Неба. Льда. Холодного сурового моря. Артур усмехнулся. Знал бы кто, что пленило его в краю глубоких снегов, несуразных кривых деревьев, укрытых шкурами примитивных жилищ и низких, чарующих звуков ритуальных бубнов. Вспомнил ли он о Хельге, потому что влюбился в север, или же всей душой потянулся к северу, когда увидел в нем отражение прозрачно-голубых глаз Хельги, – разве важно теперь?
Руки сами понеслись к краскам и палитре. Того роскошного ультрамарина, который Али использовал, рисуя портрет Горана, у него не было, но хватало и дешево замешанного синего, чтобы отдаленно передать магию ночного снега.
– Лысокотовцы тебя сгрызут, – не унимался Али. – За... ммм... отсутствие чутья текущего политического момента.
– Я не рисую текущие политические моменты, – ответил Артур и отступил на несколько шагов. Почесал затылок кистью, зажмурился, прикидывая, как будет освещено просторное помещение в разное время суток. Посоветовался с молодым коллегой: – Чум и человек вон там... Неплохо выйдет?
– Пожалуй, – медленно проговорил саориец. Резко обернулся на звук шагов в коридоре. Просиял, когда дверь в будущий зал общих собраний распахнулась: – Витторио! Вы не слышали нашей с Артуром беседы. Как на Ваш непредвзятый взгляд?
– Вы мне льстите, – смущенно – смущенно, а не раболепно – улыбнулся преподаватель. – На мой непредвзятый взгляд – широко, аж дух захватывает! И мир будто перевернулся. Похоже на нашу революцию.
– А кое-кто утверждал, что не рисует текущие политические моменты! Простите, Витторио, Вы ведь по делу?
Эльф высунул голову в коридор, плотно прикрыл за собой дверь, подозрительно осмотрел каждый угол, как будто в пустом огромном помещении без закутков и перегородок мог кто-то спрятаться, и только потом жестом подозвал к себе обоих художников.
– Я долго не решался. Год не решался сказать. Но в свете грядущей реформы университета нельзя молчать и дальше. После того, как Марчелло потребовал у ректора указать Хельгу в качестве соавтора своего труда, случилась одна беседа... Кажется, это важно.

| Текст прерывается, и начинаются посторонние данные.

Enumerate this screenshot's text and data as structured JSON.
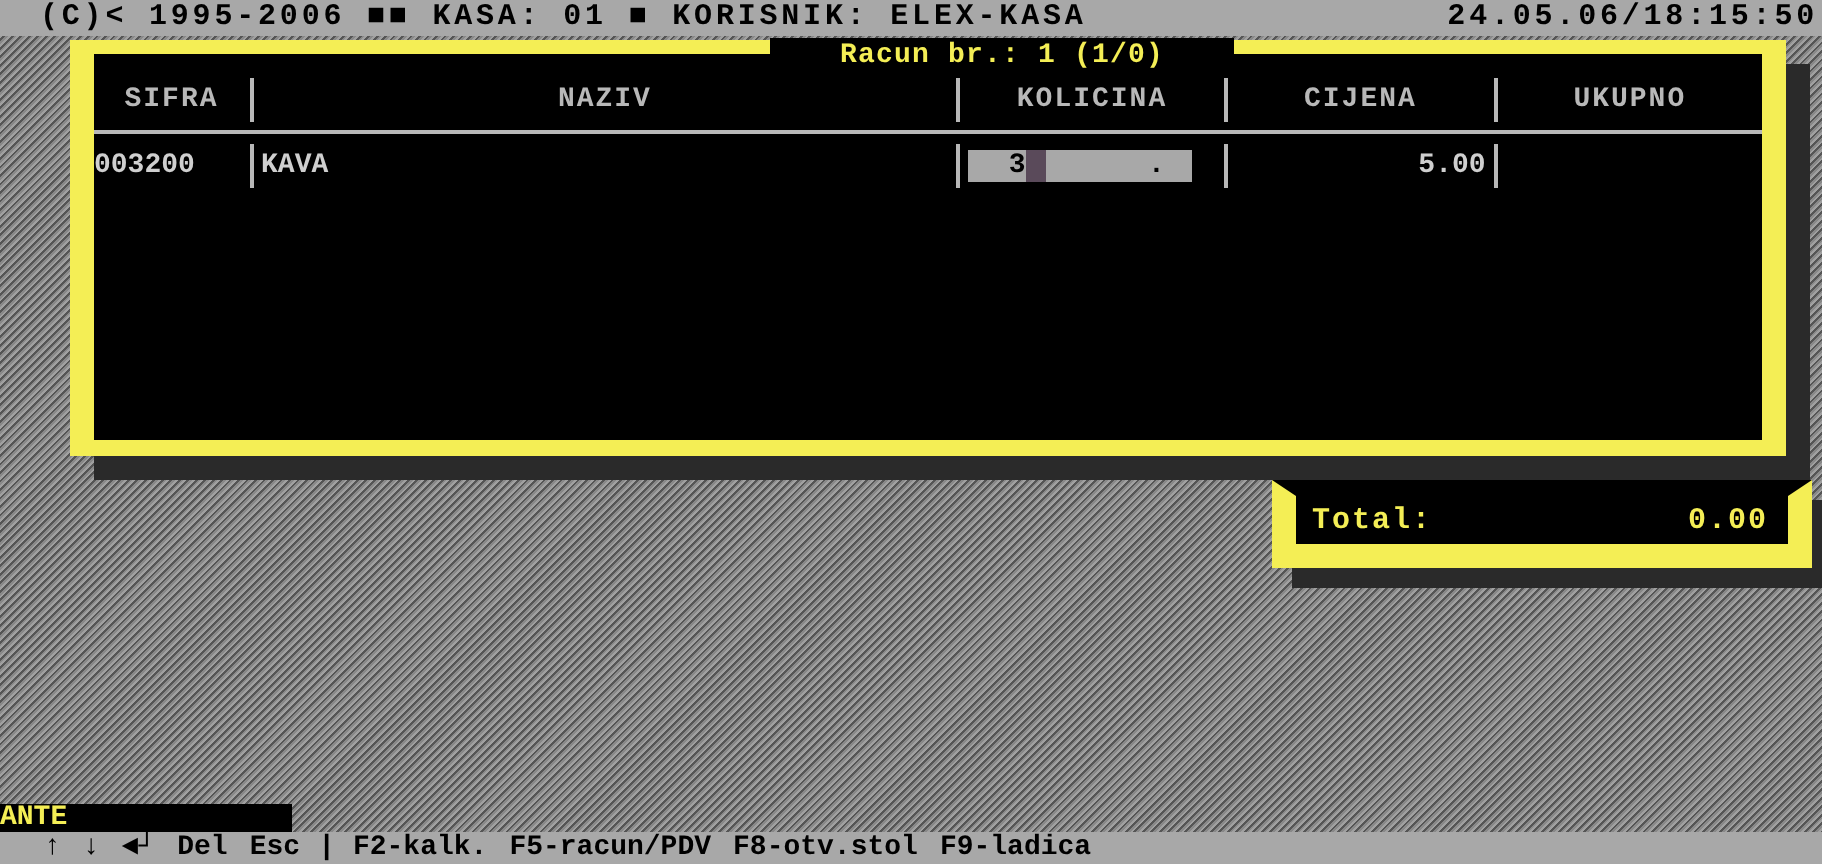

Дождь загнал под крышу рыбацкого домика Али, Артура, Хельгу, двух портовых из некогда подпольного кружка и старого сапожника из комитета квартала Ангелов. Звали еще троих проверенных людей, но революция семьи не отменяла, поэтому они прийти не смогли. Ждали еще троих, но ожидания оправдались лишь частично.
– А Яри? – удивился Али.
– Поругались после заседания? – предположила Хельга.
– Угу, – буркнул Марчелло. Тяжело плюхнулся на лавку поближе к огню, а напротив него присел Алессандро. Оба успели порядком вымокнуть по пути сюда. Историк стянул верхнюю из стопки лепешек, но не донес ее до рта. Объяснил: – Хельга вам рассказала, что начали мы цапаться еще до обсуждения конфискации. А после, когда я последовательно голосовал за конфискацию собственности у врагов революции и за переход банка в управление Комитета, он на меня с кулаками полез. Кричал, что мы уже просто воры.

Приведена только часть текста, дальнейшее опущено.